The term for Shabbat as an “Oasis in Time” belongs to Abraham J. Hershel. While describing the Shabbat and its beauty he suggested that the Shabbat is an oasis in time. For a brief moment, as we usher in the Shabbat, time, as we know it, stands still. All our unpaid bills, office hassles, and professional aggravations are put on hold as we dedicate one day to God.
For six days prior, we pretend to believe that we are in control of our lives and our destiny. We think we have the power to make choices and to effect change in this world – that we are in control of our own destiny. Shabbat comes along and sobers us up. It literally becomes a reality check. No, we are not in control. In reality, we can only affect a very small portion of our lives.
When I describe the central theme of Shabbat to my students, I always focus on that point: that Shabbat is a time when the Jewish People recognize their mortality and in essence declare that G-d is in control of the universe.
Almighty G-d is truly the one who shapes our destiny and the destiny of the entire world. When Shabbat enters, we acknowledge this with modesty and introspection. We recognize that we are only a speck in this great world and only a small impression in the unfolding of time.

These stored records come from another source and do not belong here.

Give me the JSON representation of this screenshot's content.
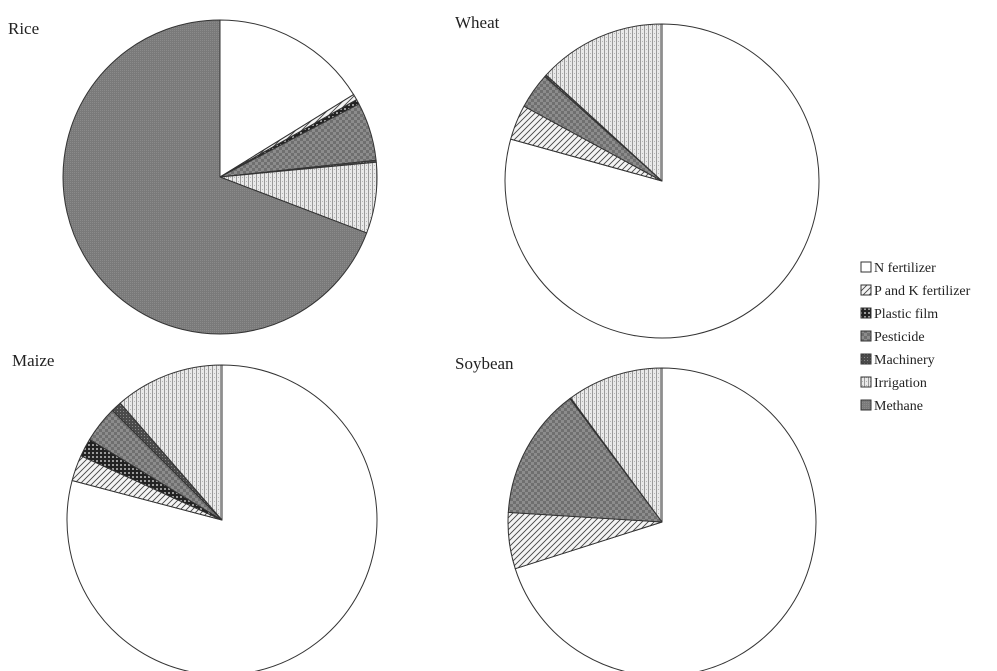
{
  "colors": {
    "background": "#ffffff",
    "outline": "#333333",
    "n_fertilizer": "#ffffff",
    "p_and_k_fertilizer": "#d9d9d9",
    "plastic_film": "#3a3a3a",
    "pesticide": "#7f7f7f",
    "machinery": "#595959",
    "irrigation": "#d0d0d0",
    "methane": "#808080"
  },
  "legend": {
    "position": "right",
    "items": [
      {
        "key": "n_fertilizer",
        "label": "N fertilizer"
      },
      {
        "key": "p_and_k_fertilizer",
        "label": "P and K fertilizer"
      },
      {
        "key": "plastic_film",
        "label": "Plastic film"
      },
      {
        "key": "pesticide",
        "label": "Pesticide"
      },
      {
        "key": "machinery",
        "label": "Machinery"
      },
      {
        "key": "irrigation",
        "label": "Irrigation"
      },
      {
        "key": "methane",
        "label": "Methane"
      }
    ]
  },
  "chart_data": [
    {
      "type": "pie",
      "title": "Rice",
      "labels": [
        "N fertilizer",
        "P and K fertilizer",
        "Plastic film",
        "Pesticide",
        "Machinery",
        "Irrigation",
        "Methane"
      ],
      "values": [
        16.2,
        0.6,
        0.5,
        6.0,
        0.2,
        7.3,
        69.2
      ],
      "start": "12 o'clock",
      "direction": "clockwise"
    },
    {
      "type": "pie",
      "title": "Wheat",
      "labels": [
        "N fertilizer",
        "P and K fertilizer",
        "Plastic film",
        "Pesticide",
        "Machinery",
        "Irrigation",
        "Methane"
      ],
      "values": [
        79.3,
        3.6,
        0,
        3.7,
        0.2,
        13.2,
        0
      ],
      "start": "12 o'clock",
      "direction": "clockwise"
    },
    {
      "type": "pie",
      "title": "Maize",
      "labels": [
        "N fertilizer",
        "P and K fertilizer",
        "Plastic film",
        "Pesticide",
        "Machinery",
        "Irrigation",
        "Methane"
      ],
      "values": [
        79.1,
        2.7,
        1.9,
        3.8,
        1.1,
        11.4,
        0
      ],
      "start": "12 o'clock",
      "direction": "clockwise"
    },
    {
      "type": "pie",
      "title": "Soybean",
      "labels": [
        "N fertilizer",
        "P and K fertilizer",
        "Plastic film",
        "Pesticide",
        "Machinery",
        "Irrigation",
        "Methane"
      ],
      "values": [
        70.1,
        5.9,
        0,
        13.8,
        0.1,
        10.1,
        0
      ],
      "start": "12 o'clock",
      "direction": "clockwise"
    }
  ]
}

For me Shabbat represents one of the foundations of Judaism. There are so many laws and concepts in Judaism that baffle me and that I have little understanding of. But Shabbat is the one practice in Judaism that resonates so clearly of its authenticity and truthfulness.

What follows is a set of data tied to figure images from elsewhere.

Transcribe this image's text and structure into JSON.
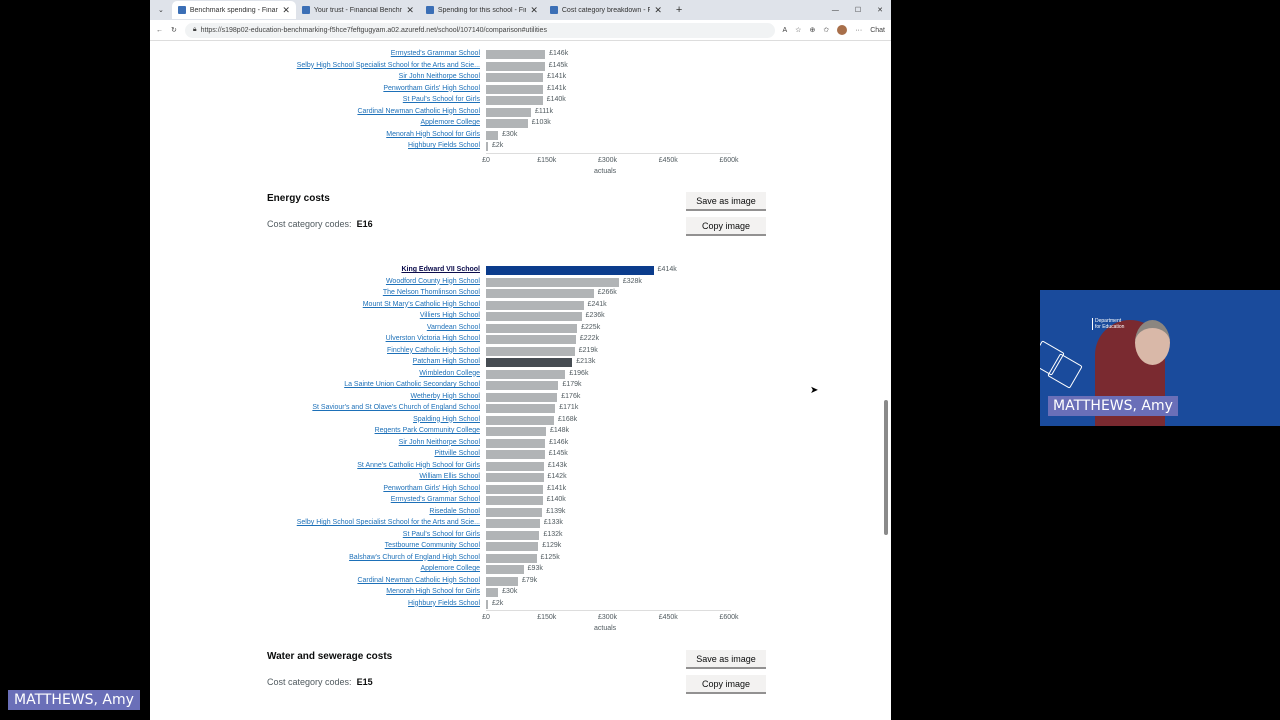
{
  "browser": {
    "tabs": [
      {
        "label": "Benchmark spending - Financial B",
        "active": true
      },
      {
        "label": "Your trust - Financial Benchmarkin",
        "active": false
      },
      {
        "label": "Spending for this school - Financ",
        "active": false
      },
      {
        "label": "Cost category breakdown - Financ",
        "active": false
      }
    ],
    "url": "https://s198p02-education-benchmarking-f5hce7feftgugyam.a02.azurefd.net/school/107140/comparison#utilities",
    "chat_label": "Chat"
  },
  "sections": {
    "energy": {
      "title": "Energy costs",
      "codes_label": "Cost category codes:",
      "codes": "E16"
    },
    "water": {
      "title": "Water and sewerage costs",
      "codes_label": "Cost category codes:",
      "codes": "E15"
    },
    "save_label": "Save as image",
    "copy_label": "Copy image"
  },
  "chart_data": [
    {
      "type": "bar",
      "orientation": "horizontal",
      "xlabel": "actuals",
      "xlim": [
        0,
        600
      ],
      "unit": "£k",
      "ticks": [
        "£0",
        "£150k",
        "£300k",
        "£450k",
        "£600k"
      ],
      "tick_values": [
        0,
        150,
        300,
        450,
        600
      ],
      "categories": [
        "Ermysted's Grammar School",
        "Selby High School Specialist School for the Arts and Scie...",
        "Sir John Neithorpe School",
        "Penwortham Girls' High School",
        "St Paul's School for Girls",
        "Cardinal Newman Catholic High School",
        "Applemore College",
        "Menorah High School for Girls",
        "Highbury Fields School"
      ],
      "values": [
        146,
        145,
        141,
        141,
        140,
        111,
        103,
        30,
        2
      ],
      "labels": [
        "£146k",
        "£145k",
        "£141k",
        "£141k",
        "£140k",
        "£111k",
        "£103k",
        "£30k",
        "£2k"
      ]
    },
    {
      "type": "bar",
      "orientation": "horizontal",
      "xlabel": "actuals",
      "xlim": [
        0,
        600
      ],
      "unit": "£k",
      "ticks": [
        "£0",
        "£150k",
        "£300k",
        "£450k",
        "£600k"
      ],
      "tick_values": [
        0,
        150,
        300,
        450,
        600
      ],
      "highlight": {
        "King Edward VII School": "#0b3c8c",
        "Patcham High School": "#464c52"
      },
      "default_color": "#b1b4b6",
      "categories": [
        "King Edward VII School",
        "Woodford County High School",
        "The Nelson Thomlinson School",
        "Mount St Mary's Catholic High School",
        "Villiers High School",
        "Varndean School",
        "Ulverston Victoria High School",
        "Finchley Catholic High School",
        "Patcham High School",
        "Wimbledon College",
        "La Sainte Union Catholic Secondary School",
        "Wetherby High School",
        "St Saviour's and St Olave's Church of England School",
        "Spalding High School",
        "Regents Park Community College",
        "Sir John Neithorpe School",
        "Pittville School",
        "St Anne's Catholic High School for Girls",
        "William Ellis School",
        "Penwortham Girls' High School",
        "Ermysted's Grammar School",
        "Risedale School",
        "Selby High School Specialist School for the Arts and Scie...",
        "St Paul's School for Girls",
        "Testbourne Community School",
        "Balshaw's Church of England High School",
        "Applemore College",
        "Cardinal Newman Catholic High School",
        "Menorah High School for Girls",
        "Highbury Fields School"
      ],
      "values": [
        414,
        328,
        266,
        241,
        236,
        225,
        222,
        219,
        213,
        196,
        179,
        176,
        171,
        168,
        148,
        146,
        145,
        143,
        142,
        141,
        140,
        139,
        133,
        132,
        129,
        125,
        93,
        79,
        30,
        2
      ],
      "labels": [
        "£414k",
        "£328k",
        "£266k",
        "£241k",
        "£236k",
        "£225k",
        "£222k",
        "£219k",
        "£213k",
        "£196k",
        "£179k",
        "£176k",
        "£171k",
        "£168k",
        "£148k",
        "£146k",
        "£145k",
        "£143k",
        "£142k",
        "£141k",
        "£140k",
        "£139k",
        "£133k",
        "£132k",
        "£129k",
        "£125k",
        "£93k",
        "£79k",
        "£30k",
        "£2k"
      ]
    }
  ],
  "video": {
    "participant": "MATTHEWS, Amy",
    "logo_text": "Department for Education",
    "self_label": "MATTHEWS, Amy"
  }
}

As an educator I have always believed that teachers should realize this as well. Shabbat is not a time to burden students with extra homework assignments. Instead, it is a time for students to focus on their families and the interrelationships of a successful family. When we really get down to it, the basis of all of Judaism is centered around the family. Synagogues and day schools are both important but they take a secondary role to the importance of one’s family. The essence of Shabbat is the uniting of one’s family; completing homework assignments only serves to take away from the spirit of the day.
In the secular world this idea became a reality in the small town of Ridgewood, N.J. Parents were so concerned and involved with the success of their children that they loaded them down with every conceivable extracurricular activity. They became “hyper” parents, transporting their children to and from sports, music and dance activities, losing site that they were destroying the very essence and fiber of what a family should be. They finally recognized that they were working against themselves. “Let’s plan a night where nothing is planned,” said Marcia Marra the original organizer of this evening. The idea was “designed to let families do whatever they wanted.” This would be a time when families would focus solely on improving the dynamics of their family. No baseball games, no ballet lessons, no band or sports activities – just a time to relate to what is really important in life: loved ones and family.

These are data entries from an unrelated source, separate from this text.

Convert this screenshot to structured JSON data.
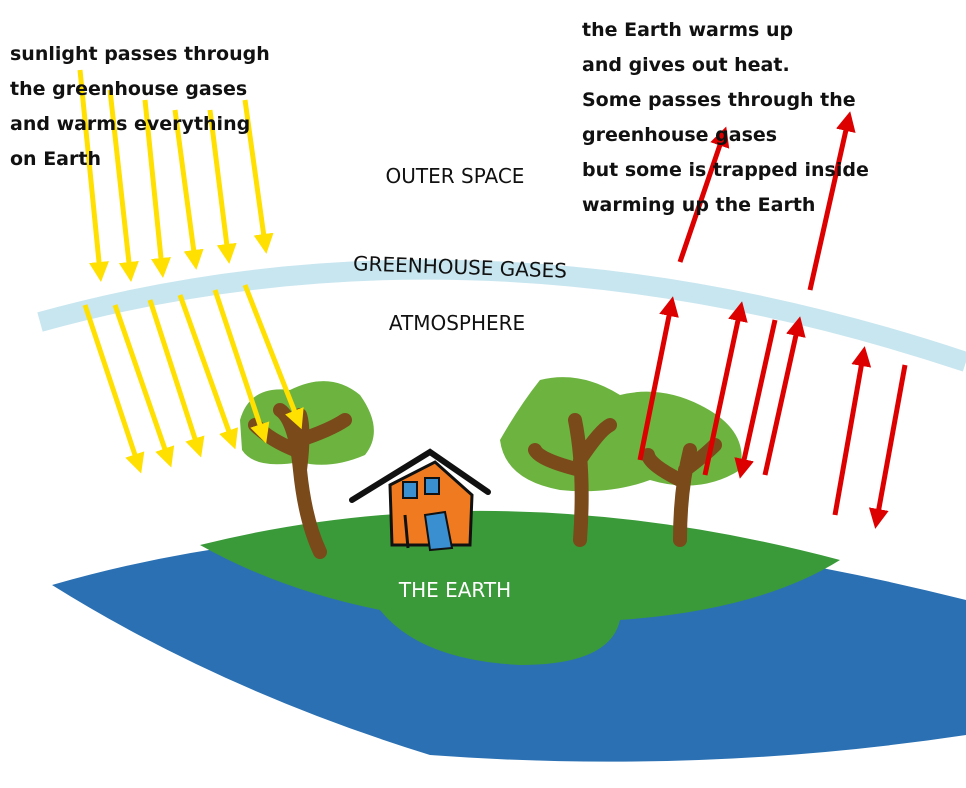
{
  "left_caption": [
    "sunlight passes through",
    "the greenhouse gases",
    "and warms everything",
    "on Earth"
  ],
  "right_caption": [
    "the Earth warms up",
    "and gives out heat.",
    "Some passes through the",
    "greenhouse gases",
    "but some is trapped inside",
    "warming up the Earth"
  ],
  "labels": {
    "outer_space": "OUTER SPACE",
    "greenhouse_gases": "GREENHOUSE GASES",
    "atmosphere": "ATMOSPHERE",
    "earth": "THE EARTH"
  }
}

The experiment was successful. People started looking forward to doing it again next year. It afforded families a chance to step back and appreciate the true blessings that they had in their transient existence. It made them realize that all those extracurricular activities that they provided their children, though important, pales to the importance of the time spent with family.
The Jewish people were given this gift every week. Those Jews who take advantage of this great treasure savor every minute of it. They focus on the enduring aspects of their lives: our Torah, our families, and our children. For the Jewish people, the experiment in Ridgewood was not something new.
For us it is called the Shabbat, an oasis in time.